In order to work as it should, the xorg.conf file has an internal hierarchical order (and I am leaving out a bunch of sections not relevant to the present issue). The following sections must be present:

  • A "ServerLayout" block that refers to a "Screen" block:
    Section "ServerLayout"
        Identifier     "Default Layout"
        Screen      0  "Screen0" 0 0
        InputDevice    "Keyboard0" "CoreKeyboard"
        InputDevice    "SynapticsTouchpad" "CorePointer"
  • A "Screen" block that refers to both a device (video card) block and a monitor block:
    Section "Screen"
        Identifier     "Screen0"
        Device         "Videocard0"
        Monitor        "Monitor0"
        DefaultDepth    24
        SubSection     "Display"
            Depth       24
  • A device block for the videocard driver:
    Section "Device"
        Identifier     "Videocard0"
        Driver         "nvidia"
        VendorName     "NVIDIA Corporation"
        BoardName      "GeForce 8600 GTS"
        Option         "DPMS"
  • And a monitor block:
    Section "Monitor"
        Identifier     "Monitor0"
        VendorName     "Unknown"
        ModelName      "Unknown"
        HorizSync       30.0 - 83.0
        VertRefresh     56.0 - 76.0
        Option         "DPMS"
  • It turns out this gory level of detail is really necessary, because one or more modelines can placed in the monitor block, like this:
    Section "Monitor"
        Identifier     "Monitor0"
        VendorName     "Unknown"
        ModelName      "Unknown"
        HorizSync       30.0 - 83.0
        VertRefresh     56.0 - 76.0
        # 1280x768 @ 60.00 Hz (GTF) hsync: 47.70 kHz; pclk: 80.14 MHz
        Modeline "1280x768_60.00" 80.14 1280 1344 1480 1680 768 769 772 795 -HSync +Vsync
        Option         "DPMS"

The comment line my calculator creates isn't needed for the modeline to work, it's just a convenient way to remember the details of a particular modeline.

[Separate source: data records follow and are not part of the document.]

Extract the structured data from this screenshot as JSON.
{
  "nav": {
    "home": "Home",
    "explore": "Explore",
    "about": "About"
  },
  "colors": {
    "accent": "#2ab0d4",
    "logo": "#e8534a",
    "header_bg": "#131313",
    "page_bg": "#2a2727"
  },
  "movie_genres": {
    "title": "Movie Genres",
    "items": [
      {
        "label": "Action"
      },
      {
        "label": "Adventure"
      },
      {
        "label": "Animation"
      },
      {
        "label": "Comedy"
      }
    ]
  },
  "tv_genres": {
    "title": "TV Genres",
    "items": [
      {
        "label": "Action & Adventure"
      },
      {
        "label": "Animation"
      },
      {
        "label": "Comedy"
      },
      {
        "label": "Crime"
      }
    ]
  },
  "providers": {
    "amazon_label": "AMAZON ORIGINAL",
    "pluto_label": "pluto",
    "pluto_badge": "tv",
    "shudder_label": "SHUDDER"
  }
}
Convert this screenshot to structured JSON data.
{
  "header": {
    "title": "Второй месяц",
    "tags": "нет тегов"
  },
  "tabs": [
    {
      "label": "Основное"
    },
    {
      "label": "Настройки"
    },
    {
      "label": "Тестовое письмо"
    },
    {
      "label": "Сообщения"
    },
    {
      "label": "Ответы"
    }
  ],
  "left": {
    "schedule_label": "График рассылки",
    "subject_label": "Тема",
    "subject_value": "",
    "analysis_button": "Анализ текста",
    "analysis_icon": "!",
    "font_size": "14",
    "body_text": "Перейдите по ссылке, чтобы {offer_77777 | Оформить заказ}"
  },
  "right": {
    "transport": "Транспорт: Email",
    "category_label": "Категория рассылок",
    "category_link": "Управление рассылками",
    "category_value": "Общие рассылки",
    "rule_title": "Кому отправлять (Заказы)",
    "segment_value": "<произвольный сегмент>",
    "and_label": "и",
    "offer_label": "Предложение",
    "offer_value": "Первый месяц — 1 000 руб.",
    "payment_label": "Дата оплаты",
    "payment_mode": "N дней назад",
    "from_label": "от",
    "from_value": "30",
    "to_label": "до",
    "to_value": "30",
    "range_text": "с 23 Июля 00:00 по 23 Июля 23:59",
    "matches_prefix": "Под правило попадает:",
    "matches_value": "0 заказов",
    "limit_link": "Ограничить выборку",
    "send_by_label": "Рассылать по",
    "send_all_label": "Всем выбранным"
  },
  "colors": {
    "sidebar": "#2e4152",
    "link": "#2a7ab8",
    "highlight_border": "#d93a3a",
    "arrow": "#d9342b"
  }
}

Until recently I only thought about transferring video from cable or satellite to my computer system, using technologies like Slingbox. Things are now changing dramatically, and it's about time to reverse the flow of information (from computer to TV).

I ask my readers to think about this change. A huge physical and legal infrastructure supports broadcast radio and television, with monster transmitters and antennas atop many otherwise nice-looking mountains. A huge amount of power is expended to transmit televsison signals through the ether, and if there isn't a clear line of sight between your house and the transmitter, the result can be dismal. And the impending conversion to digital television is going to make that problem worse — a location with marginal analog pictures may not receive digital TV at all (something I know from personal experience).

From a different perspective, many Internet service providers are reluctant to install the capacity required for streaming video, and some basic scientific work will be required to improve the entire system's bandwidth — but over time, bandwidth will increase while dropping in cost (continuing a long-term historical trend).

Think about the end of broadcast television. It will happen, indeed it has started, and it will mean more media voices, each with a smaller audience. There won't necessarily be a role for a single media spokesperson talking to millions of people at a particular time of day. We may be witnessing the end of the media superstar.